Il faut aussi saluer la direction artistique : chaque biome visité (l’Épine isolée, la Couronne, et l’aperçu de Metropolis) est un régal visuel, avec une patte aquarelle qui rend hommage aux plus belles productions indés françaises. L’ambiance musicale, discrète mais bien dosée, ajoute à ce sentiment de traverser un univers à part, où chaque bruit, chaque lueur, raconte quelque chose.
Côté progression, il y a une vraie dimension roguelite dans la gestion de la ressource principale, les gouttes de nacre. En cas de mort, tout est perdu… sauf si l’on a eu le réflexe de cristalliser cette monnaie auprès de robots spécialisés. Cela rajoute un petit stress supplémentaire, mais rend chaque exploration payante – ou cruelle.

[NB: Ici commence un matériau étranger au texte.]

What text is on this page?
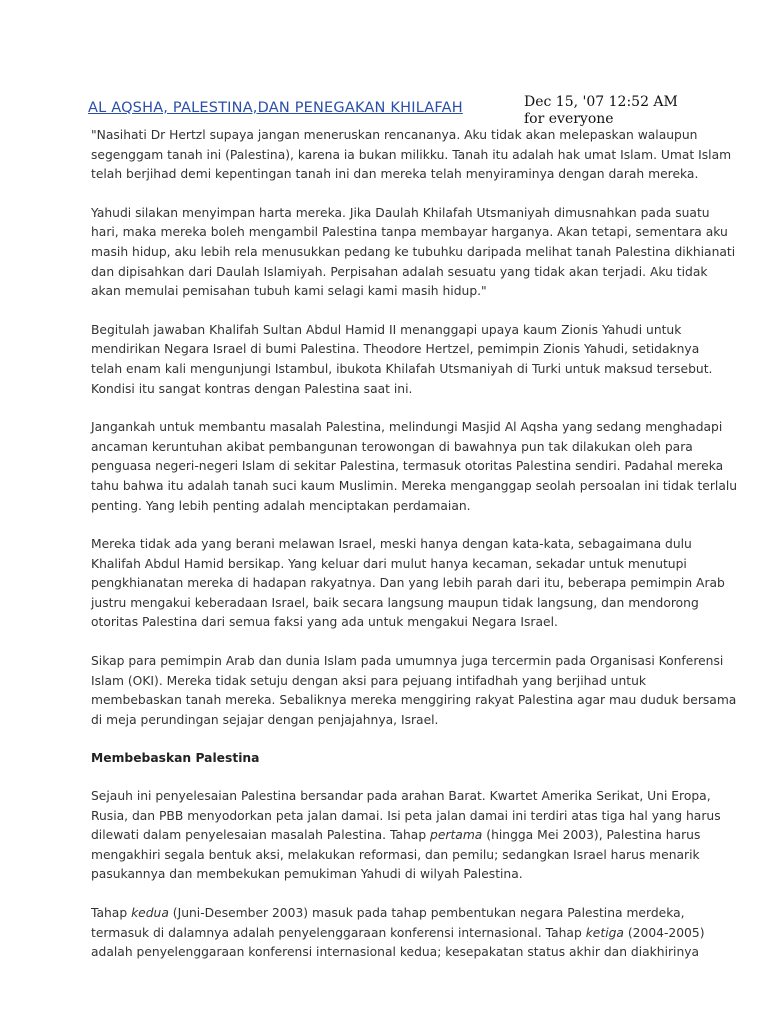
AL AQSHA, PALESTINA,DAN PENEGAKAN KHILAFAH	Dec 15, '07 12:52 AM
for everyone

"Nasihati Dr Hertzl supaya jangan meneruskan rencananya. Aku tidak akan melepaskan walaupun
segenggam tanah ini (Palestina), karena ia bukan milikku. Tanah itu adalah hak umat Islam. Umat Islam
telah berjihad demi kepentingan tanah ini dan mereka telah menyiraminya dengan darah mereka.

Yahudi silakan menyimpan harta mereka. Jika Daulah Khilafah Utsmaniyah dimusnahkan pada suatu
hari, maka mereka boleh mengambil Palestina tanpa membayar harganya. Akan tetapi, sementara aku
masih hidup, aku lebih rela menusukkan pedang ke tubuhku daripada melihat tanah Palestina dikhianati
dan dipisahkan dari Daulah Islamiyah. Perpisahan adalah sesuatu yang tidak akan terjadi. Aku tidak
akan memulai pemisahan tubuh kami selagi kami masih hidup."

Begitulah jawaban Khalifah Sultan Abdul Hamid II menanggapi upaya kaum Zionis Yahudi untuk
mendirikan Negara Israel di bumi Palestina. Theodore Hertzel, pemimpin Zionis Yahudi, setidaknya
telah enam kali mengunjungi Istambul, ibukota Khilafah Utsmaniyah di Turki untuk maksud tersebut.
Kondisi itu sangat kontras dengan Palestina saat ini.

Jangankah untuk membantu masalah Palestina, melindungi Masjid Al Aqsha yang sedang menghadapi
ancaman keruntuhan akibat pembangunan terowongan di bawahnya pun tak dilakukan oleh para
penguasa negeri-negeri Islam di sekitar Palestina, termasuk otoritas Palestina sendiri. Padahal mereka
tahu bahwa itu adalah tanah suci kaum Muslimin. Mereka menganggap seolah persoalan ini tidak terlalu
penting. Yang lebih penting adalah menciptakan perdamaian.

Mereka tidak ada yang berani melawan Israel, meski hanya dengan kata-kata, sebagaimana dulu
Khalifah Abdul Hamid bersikap. Yang keluar dari mulut hanya kecaman, sekadar untuk menutupi
pengkhianatan mereka di hadapan rakyatnya. Dan yang lebih parah dari itu, beberapa pemimpin Arab
justru mengakui keberadaan Israel, baik secara langsung maupun tidak langsung, dan mendorong
otoritas Palestina dari semua faksi yang ada untuk mengakui Negara Israel.

Sikap para pemimpin Arab dan dunia Islam pada umumnya juga tercermin pada Organisasi Konferensi
Islam (OKI). Mereka tidak setuju dengan aksi para pejuang intifadhah yang berjihad untuk
membebaskan tanah mereka. Sebaliknya mereka menggiring rakyat Palestina agar mau duduk bersama
di meja perundingan sejajar dengan penjajahnya, Israel.

Membebaskan Palestina

Sejauh ini penyelesaian Palestina bersandar pada arahan Barat. Kwartet Amerika Serikat, Uni Eropa,
Rusia, dan PBB menyodorkan peta jalan damai. Isi peta jalan damai ini terdiri atas tiga hal yang harus
dilewati dalam penyelesaian masalah Palestina. Tahap pertama (hingga Mei 2003), Palestina harus
mengakhiri segala bentuk aksi, melakukan reformasi, dan pemilu; sedangkan Israel harus menarik
pasukannya dan membekukan pemukiman Yahudi di wilyah Palestina.

Tahap kedua (Juni-Desember 2003) masuk pada tahap pembentukan negara Palestina merdeka,
termasuk di dalamnya adalah penyelenggaraan konferensi internasional. Tahap ketiga (2004-2005)
adalah penyelenggaraan konferensi internasional kedua; kesepakatan status akhir dan diakhirinya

Là où la preview montre que Douze Dixièmes a compris les attentes des joueurs, c’est dans l’ajout de petites touches narratives et de PNJ qui enrichissent l’univers. La rencontre de Mel, qui appelle MIO « la miss » et propose des mods en échange de nacre, ouvre la porte à un système d’améliorations et de personnalisation qui pourrait vite devenir addictif pour les complétionnistes et les fans de theorycraft.
Pourquoi cet aperçu compte pour les gamers
Dans un marché saturé de metroidvania, chaque nuance compte. MIO: Memories in Orbit ne révolutionne pas tout, mais il ose proposer une navigation plus organique, une difficulté moins binaire, et une direction artistique qui ne ressemble à aucune autre. Si vous aimez vraiment explorer, mémoriser, apprendre par l’échec, sans filet de sécurité, vous allez probablement adorer. Si vous cherchez un jeu qui vous tient la main, ce sera peut-être plus rugueux. Mais en tant que passionné du genre, j’apprécie cette exigence et l’ambition de Douze Dixièmes.
Ce qui reste à voir, c’est si le rythme, le challenge et la variété tiendront sur la durée – le danger du metroidvania, c’est souvent la lassitude. Mais avec ce que j’ai vu et joué, MIO: Memories in Orbit a de solides arguments pour s’imposer, surtout auprès de ceux qui veulent un vrai challenge et un univers marquant.
TL;DR : Un metroidvania ambitieux à surveiller de près
MIO: Memories in Orbit met la barre haut avec son exploration exigeante, ses options de difficulté intelligentes et son univers visuel unique. Pas encore parfait, mais déjà très prometteur pour les joueurs qui veulent (re)découvrir le plaisir de se perdre, d’apprendre et de s’améliorer sans filet. À surveiller de très près à sa sortie.